Amamantar en Público es Necesario

publicado a la‎(s)‎ 21 feb. 2012 3:07 por Veronica Garea   [ actualizado el 21 jun. 2013 11:21 ]
Imagen: Silvia y Adrián. Cedida al GALM Bariloche. Prohibida su reproducción

Nada más hermoso que en medio de un día lleno de trámites, apuros y con algo de mal humor, toparse así, de repente, con una mamá sentada en algún lugar público dándole la teta a su bebé. Es imposible no contagiarse de la calma que irradia esa díada lactante. Uno se aleja con una sonrisa, quizá recordando los tiempos en que la rutina diaria incluía amamantar a un bebé.


En Argentina tenemos la suerte de que amamantar en público es algo relativamente normal y frecuente. Es habitual encontrarse en el colectivo, el tren, el restaurant, la plaza, la reunión de padres, la sala de espera del médico, el café con una mamá amamantando a su bebé. Podemos entonces pensar que es lo mismo en todos lados, después de todo amamantar es la forma natural de alimentar a los bebés. Sin embargo no es así.
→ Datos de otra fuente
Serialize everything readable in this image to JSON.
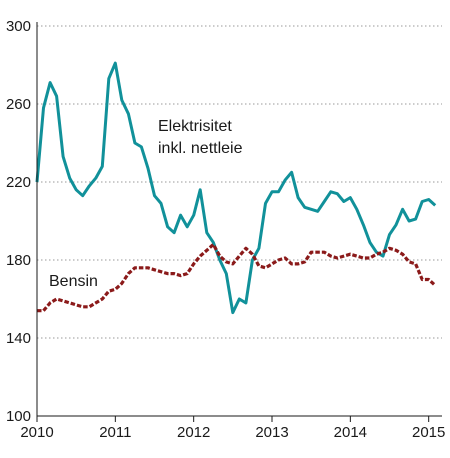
{
  "chart_data": {
    "type": "line",
    "title": "",
    "xlabel": "",
    "ylabel": "",
    "xlim": [
      2010,
      2015.17
    ],
    "ylim": [
      100,
      300
    ],
    "grid": "horizontal dotted",
    "y_ticks": [
      100,
      140,
      180,
      220,
      260,
      300
    ],
    "x_ticks": [
      2010,
      2011,
      2012,
      2013,
      2014,
      2015
    ],
    "y_tick_labels": [
      "100",
      "140",
      "180",
      "220",
      "260",
      "300"
    ],
    "x_tick_labels": [
      "2010",
      "2011",
      "2012",
      "2013",
      "2014",
      "2015"
    ],
    "annotations": [
      {
        "series": "elektrisitet",
        "lines": [
          "Elektrisitet",
          "inkl. nettleie"
        ]
      },
      {
        "series": "bensin",
        "lines": [
          "Bensin"
        ]
      }
    ],
    "series": [
      {
        "name": "Elektrisitet inkl. nettleie",
        "key": "elektrisitet",
        "color": "#11919a",
        "style": "solid",
        "x": [
          2010.0,
          2010.083,
          2010.167,
          2010.25,
          2010.333,
          2010.417,
          2010.5,
          2010.583,
          2010.667,
          2010.75,
          2010.833,
          2010.917,
          2011.0,
          2011.083,
          2011.167,
          2011.25,
          2011.333,
          2011.417,
          2011.5,
          2011.583,
          2011.667,
          2011.75,
          2011.833,
          2011.917,
          2012.0,
          2012.083,
          2012.167,
          2012.25,
          2012.333,
          2012.417,
          2012.5,
          2012.583,
          2012.667,
          2012.75,
          2012.833,
          2012.917,
          2013.0,
          2013.083,
          2013.167,
          2013.25,
          2013.333,
          2013.417,
          2013.5,
          2013.583,
          2013.667,
          2013.75,
          2013.833,
          2013.917,
          2014.0,
          2014.083,
          2014.167,
          2014.25,
          2014.333,
          2014.417,
          2014.5,
          2014.583,
          2014.667,
          2014.75,
          2014.833,
          2014.917,
          2015.0,
          2015.083
        ],
        "values": [
          220,
          258,
          271,
          264,
          233,
          222,
          216,
          213,
          218,
          222,
          228,
          273,
          281,
          262,
          255,
          240,
          238,
          227,
          213,
          209,
          197,
          194,
          203,
          197,
          203,
          216,
          194,
          189,
          180,
          173,
          153,
          160,
          158,
          180,
          186,
          209,
          215,
          215,
          221,
          225,
          212,
          207,
          206,
          205,
          210,
          215,
          214,
          210,
          212,
          206,
          198,
          189,
          184,
          182,
          193,
          198,
          206,
          200,
          201,
          210,
          211,
          208
        ]
      },
      {
        "name": "Bensin",
        "key": "bensin",
        "color": "#8b1a1a",
        "style": "dashed",
        "x": [
          2010.0,
          2010.083,
          2010.167,
          2010.25,
          2010.333,
          2010.417,
          2010.5,
          2010.583,
          2010.667,
          2010.75,
          2010.833,
          2010.917,
          2011.0,
          2011.083,
          2011.167,
          2011.25,
          2011.333,
          2011.417,
          2011.5,
          2011.583,
          2011.667,
          2011.75,
          2011.833,
          2011.917,
          2012.0,
          2012.083,
          2012.167,
          2012.25,
          2012.333,
          2012.417,
          2012.5,
          2012.583,
          2012.667,
          2012.75,
          2012.833,
          2012.917,
          2013.0,
          2013.083,
          2013.167,
          2013.25,
          2013.333,
          2013.417,
          2013.5,
          2013.583,
          2013.667,
          2013.75,
          2013.833,
          2013.917,
          2014.0,
          2014.083,
          2014.167,
          2014.25,
          2014.333,
          2014.417,
          2014.5,
          2014.583,
          2014.667,
          2014.75,
          2014.833,
          2014.917,
          2015.0,
          2015.083
        ],
        "values": [
          154,
          154,
          158,
          160,
          159,
          158,
          157,
          156,
          156,
          158,
          160,
          164,
          165,
          168,
          173,
          176,
          176,
          176,
          175,
          174,
          173,
          173,
          172,
          173,
          178,
          182,
          185,
          188,
          182,
          179,
          178,
          182,
          186,
          183,
          177,
          176,
          178,
          180,
          181,
          178,
          178,
          179,
          184,
          184,
          184,
          182,
          181,
          182,
          183,
          182,
          181,
          181,
          183,
          184,
          186,
          185,
          183,
          179,
          178,
          170,
          170,
          167
        ]
      }
    ]
  }
}
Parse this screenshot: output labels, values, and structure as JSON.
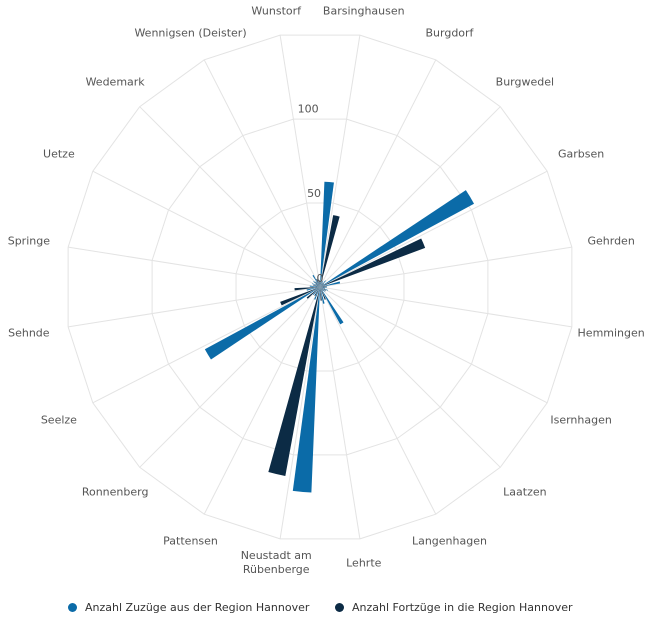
{
  "chart_data": {
    "type": "polar-bar",
    "categories": [
      "Wunstorf",
      "Barsinghausen",
      "Burgdorf",
      "Burgwedel",
      "Garbsen",
      "Gehrden",
      "Hemmingen",
      "Isernhagen",
      "Laatzen",
      "Langenhagen",
      "Lehrte",
      "Neustadt am Rübenberge",
      "Pattensen",
      "Ronnenberg",
      "Seelze",
      "Sehnde",
      "Springe",
      "Uetze",
      "Wedemark",
      "Wennigsen (Deister)"
    ],
    "series": [
      {
        "name": "Anzahl Zuzüge aus der Region Hannover",
        "color": "#0b6ba8",
        "values": [
          5,
          62,
          4,
          5,
          103,
          12,
          4,
          5,
          4,
          25,
          10,
          121,
          8,
          6,
          77,
          8,
          6,
          5,
          5,
          8
        ]
      },
      {
        "name": "Anzahl Fortzüge in die Region Hannover",
        "color": "#0c2b45",
        "values": [
          4,
          43,
          3,
          3,
          66,
          4,
          3,
          4,
          3,
          8,
          8,
          113,
          6,
          10,
          25,
          15,
          4,
          3,
          4,
          5
        ]
      }
    ],
    "ylim": [
      0,
      150
    ],
    "yticks": [
      0,
      50,
      100
    ],
    "grid": true,
    "legend": "bottom"
  }
}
El fiasco de Facebook y las fotos de lactancia no son más que el reflejo de una sociedad, que abarca más de un país, que percibe a la lactancia como algo indecente. Los argumentos son variados. Algunos igualan a la leche materna con cualquier fluido corporal y al acto de amamantar con el de orinar en público. Otros consideran que los pechos son órganos sexualizados y que por lo tanto no se deben exhibir, mucho menos en relación a un bebé. Todas las posturas tienen en común un desconocimiento de la naturalidad de la lactancia como alimento del bebé y una censura de los pechos como "sucios" ya sea desde lo físico o desde lo moral.

Amamantar es normal, natural. No es lo ideal, no es lo mejor. Es lo normal. Si nuestras antepasadas no hubieran amamantado, la especie humana no estaría donde está. Hasta el siglo XIX no era viable alimentar a un bebé y garantizar su supervivencia con otra cosa que no fuera leche materna, de su madre o de una nodriza. Y la leche de fórmula no es ni siquiera parecida a la leche humana. Es leche de vaca modificada para que el bebé la pueda digerir, que en el proceso de modificación pierde la mayoría de los nutrientes que tiene (que de todas maneras, son nutrientes que necesita el ternero, no necesariamente un bebé) y a la que le agregan otros nutrientes para que tenga algo más que calorías. Tiene su lugar en el mundo, pero no es igual que la leche materna. Tampoco es la manera "normal" de alimentar a un bebé, si pensamos a lo "normal" como lo que es natural en nuestra especie.

Las ideas cruzan fronteras, y si bien en nuestra sociedad todavía no se censura la lactancia en público, bien puede llegar el momento en que empiece a parecer algo que se debe hacer en casa, en camisón, sin que te vean. Y no es así. La teta no es obscena, amamantar no es chancho, amamantar es hermoso, natural y lo que nuestros bebés necesitan.

Cada vez que una mamá amamanta en público está contribuyendo a la formación de cada niño y niña que la ve. Uno de los problemas que tienen las sociedades más reacias a la lactancia es que sus jóvenes pocas veces han visto bebés tomando el pecho. Cada vez que una mamá amamanta en público está regalando un poco de eso que fluye entre ella y su bebé además de la leche.

Mamás que amamantan en público, gracias.